Laporan tersebut mengatakan taktik penipuan itu memungkinkan unit perang siber dan badan intelijen AS beroperasi dengan identitas palsu, melakukan serangan siber dan spionase secara global sambil mengaitkan tindakan ini dengan negara-negara non-sekutu.

Laporan tersebut mengidentifikasi apa yang disebut kampanye "Volt Typhoon" sebagai contoh utama dari operasi disinformasi atau "false flag" yang dirancang dengan cermat, yang sejalan dengan taktik yang digunakan oleh AS dan badan intelijen Five Eyes lainnya.

Laporan tersebut mengungkap bahwa pemerintah AS mengarang narasi "Volt Typhoon", dengan mengaitkannya dengan aktor Tiongkok, untuk mempertahankan kewenangan pengawasan tanpa surat perintah yang diberikan berdasarkan Bagian 702 Undang-Undang Pengawasan Intelijen Asing atau Foreign Intelligence Surveillance Act (FISA).
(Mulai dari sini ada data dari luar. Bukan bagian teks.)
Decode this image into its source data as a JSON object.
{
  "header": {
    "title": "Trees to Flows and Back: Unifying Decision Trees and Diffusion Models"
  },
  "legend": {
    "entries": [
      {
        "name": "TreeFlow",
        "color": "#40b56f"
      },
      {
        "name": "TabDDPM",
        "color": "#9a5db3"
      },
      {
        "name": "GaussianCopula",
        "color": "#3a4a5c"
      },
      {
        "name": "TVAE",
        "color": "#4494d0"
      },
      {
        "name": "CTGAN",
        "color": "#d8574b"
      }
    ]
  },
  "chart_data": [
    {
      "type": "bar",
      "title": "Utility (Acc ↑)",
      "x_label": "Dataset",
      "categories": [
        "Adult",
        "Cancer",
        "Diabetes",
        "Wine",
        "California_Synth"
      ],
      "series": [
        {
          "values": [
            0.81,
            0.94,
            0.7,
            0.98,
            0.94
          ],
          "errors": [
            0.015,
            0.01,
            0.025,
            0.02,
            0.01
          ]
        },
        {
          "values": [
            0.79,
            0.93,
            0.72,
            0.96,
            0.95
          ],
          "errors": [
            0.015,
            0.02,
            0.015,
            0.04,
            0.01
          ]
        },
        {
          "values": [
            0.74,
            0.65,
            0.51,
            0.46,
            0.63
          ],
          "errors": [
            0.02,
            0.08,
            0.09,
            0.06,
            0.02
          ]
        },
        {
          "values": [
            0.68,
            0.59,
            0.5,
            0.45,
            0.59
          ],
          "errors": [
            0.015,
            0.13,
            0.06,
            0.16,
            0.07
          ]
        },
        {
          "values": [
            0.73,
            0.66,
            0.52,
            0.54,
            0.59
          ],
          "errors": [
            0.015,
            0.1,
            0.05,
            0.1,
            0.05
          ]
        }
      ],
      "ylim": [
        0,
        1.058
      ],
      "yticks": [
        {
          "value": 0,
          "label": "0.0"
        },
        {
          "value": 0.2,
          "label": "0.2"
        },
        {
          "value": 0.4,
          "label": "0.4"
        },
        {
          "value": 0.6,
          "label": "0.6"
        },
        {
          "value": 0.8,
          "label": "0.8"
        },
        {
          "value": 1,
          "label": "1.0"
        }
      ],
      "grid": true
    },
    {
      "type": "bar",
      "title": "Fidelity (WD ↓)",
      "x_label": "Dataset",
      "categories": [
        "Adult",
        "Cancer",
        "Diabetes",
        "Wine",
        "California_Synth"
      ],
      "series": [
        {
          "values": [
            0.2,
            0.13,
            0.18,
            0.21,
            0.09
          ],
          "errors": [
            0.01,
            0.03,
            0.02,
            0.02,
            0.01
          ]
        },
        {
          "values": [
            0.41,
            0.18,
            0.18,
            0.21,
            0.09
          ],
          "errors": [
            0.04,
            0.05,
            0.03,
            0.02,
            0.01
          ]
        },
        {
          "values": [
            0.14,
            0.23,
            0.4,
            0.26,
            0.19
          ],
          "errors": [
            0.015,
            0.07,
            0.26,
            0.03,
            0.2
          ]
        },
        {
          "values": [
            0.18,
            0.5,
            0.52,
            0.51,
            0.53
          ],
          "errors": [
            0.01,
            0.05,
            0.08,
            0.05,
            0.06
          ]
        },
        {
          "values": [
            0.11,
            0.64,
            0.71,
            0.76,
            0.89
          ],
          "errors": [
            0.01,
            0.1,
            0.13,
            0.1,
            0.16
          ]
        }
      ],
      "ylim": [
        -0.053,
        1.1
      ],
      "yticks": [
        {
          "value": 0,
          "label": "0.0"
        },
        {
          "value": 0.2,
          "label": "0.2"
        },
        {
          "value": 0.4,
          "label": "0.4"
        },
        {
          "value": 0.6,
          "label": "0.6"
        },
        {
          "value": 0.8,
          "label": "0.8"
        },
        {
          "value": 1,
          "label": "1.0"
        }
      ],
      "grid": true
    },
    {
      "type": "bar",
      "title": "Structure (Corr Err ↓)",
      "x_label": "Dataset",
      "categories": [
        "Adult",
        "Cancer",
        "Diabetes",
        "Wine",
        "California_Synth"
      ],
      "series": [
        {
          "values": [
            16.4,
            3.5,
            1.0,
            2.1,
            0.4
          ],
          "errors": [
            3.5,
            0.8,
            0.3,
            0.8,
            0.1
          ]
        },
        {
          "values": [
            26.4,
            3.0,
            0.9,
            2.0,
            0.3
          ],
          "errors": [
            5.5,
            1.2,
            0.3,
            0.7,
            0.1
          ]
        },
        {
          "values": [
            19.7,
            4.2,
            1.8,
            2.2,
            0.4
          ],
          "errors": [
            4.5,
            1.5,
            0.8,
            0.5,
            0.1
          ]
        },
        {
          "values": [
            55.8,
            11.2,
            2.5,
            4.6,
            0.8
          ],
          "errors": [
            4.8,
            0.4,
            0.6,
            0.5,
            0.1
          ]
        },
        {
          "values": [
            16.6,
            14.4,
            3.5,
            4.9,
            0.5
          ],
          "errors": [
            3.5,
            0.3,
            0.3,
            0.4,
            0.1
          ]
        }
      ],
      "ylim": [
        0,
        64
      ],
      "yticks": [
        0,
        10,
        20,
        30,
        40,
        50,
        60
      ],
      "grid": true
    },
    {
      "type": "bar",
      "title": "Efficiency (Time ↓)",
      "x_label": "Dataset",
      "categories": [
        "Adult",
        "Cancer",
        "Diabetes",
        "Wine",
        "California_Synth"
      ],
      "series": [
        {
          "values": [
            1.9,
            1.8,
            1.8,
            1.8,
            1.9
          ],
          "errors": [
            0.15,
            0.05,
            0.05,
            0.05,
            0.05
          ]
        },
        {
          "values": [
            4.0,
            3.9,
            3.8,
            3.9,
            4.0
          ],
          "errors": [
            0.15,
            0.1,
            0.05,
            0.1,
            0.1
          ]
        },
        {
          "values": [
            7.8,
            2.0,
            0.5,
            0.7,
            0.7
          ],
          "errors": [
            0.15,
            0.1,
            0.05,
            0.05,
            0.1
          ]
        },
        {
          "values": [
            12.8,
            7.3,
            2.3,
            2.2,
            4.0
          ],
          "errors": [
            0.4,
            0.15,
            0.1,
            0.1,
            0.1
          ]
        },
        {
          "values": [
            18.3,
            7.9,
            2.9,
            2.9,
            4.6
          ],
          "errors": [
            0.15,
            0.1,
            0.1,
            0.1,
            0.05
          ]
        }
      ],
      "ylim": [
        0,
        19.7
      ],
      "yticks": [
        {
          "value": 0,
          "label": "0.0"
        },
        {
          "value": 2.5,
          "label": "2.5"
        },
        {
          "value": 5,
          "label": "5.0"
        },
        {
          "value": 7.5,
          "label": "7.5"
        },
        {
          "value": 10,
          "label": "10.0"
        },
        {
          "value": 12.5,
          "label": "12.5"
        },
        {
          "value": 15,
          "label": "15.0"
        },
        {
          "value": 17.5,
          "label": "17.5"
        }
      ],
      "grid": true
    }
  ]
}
Kewenangan ini memungkinkan badan-badan AS untuk melakukan pengawasan tanpa pandang bulu dan tanpa batas terhadap pengguna internet global, termasuk akses langsung ke data dari server perusahaan internet yang berbasis di AS, yang secara efektif menjadikan AS sebagai "pengintip" di dunia maya.
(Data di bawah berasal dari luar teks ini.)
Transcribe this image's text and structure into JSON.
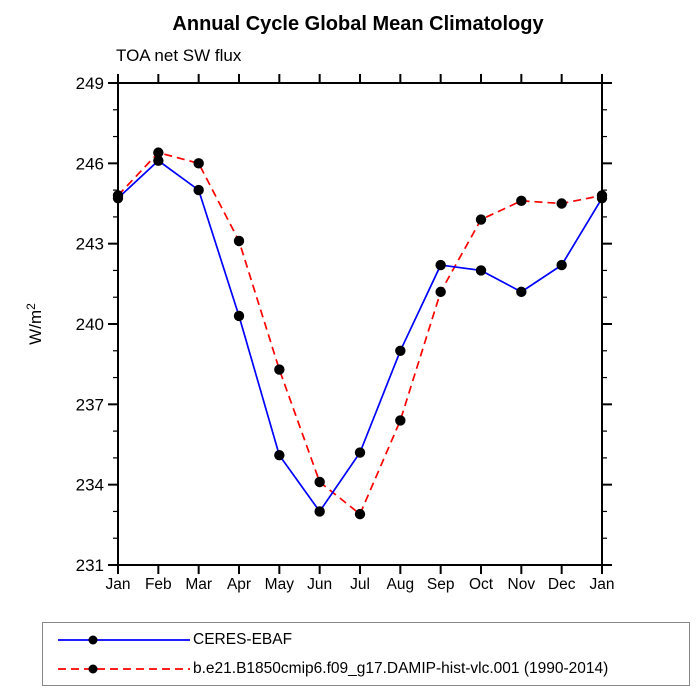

Laporan itu mengatakan bahwa menurut dokumen rahasia Badan Keamanan Nasional atau National Security Agency (NSA), AS memanfaatkan posisi menguntungkannya dalam infrastruktur internet, mengendalikan simpul-simpul internet utama seperti kabel lintas samudra, dan telah mendirikan tujuh stasiun pemantauan lalu lintas penuh tingkat nasional. Dalam kerja sama erat dengan Pusat Keamanan Siber Nasional Inggris, AS menyadap, menganalisis, dan mencuri data yang dikirimkan melalui kabel-kabel ini, yang memungkinkan pengawasan tanpa pandang bulu terhadap pengguna internet global.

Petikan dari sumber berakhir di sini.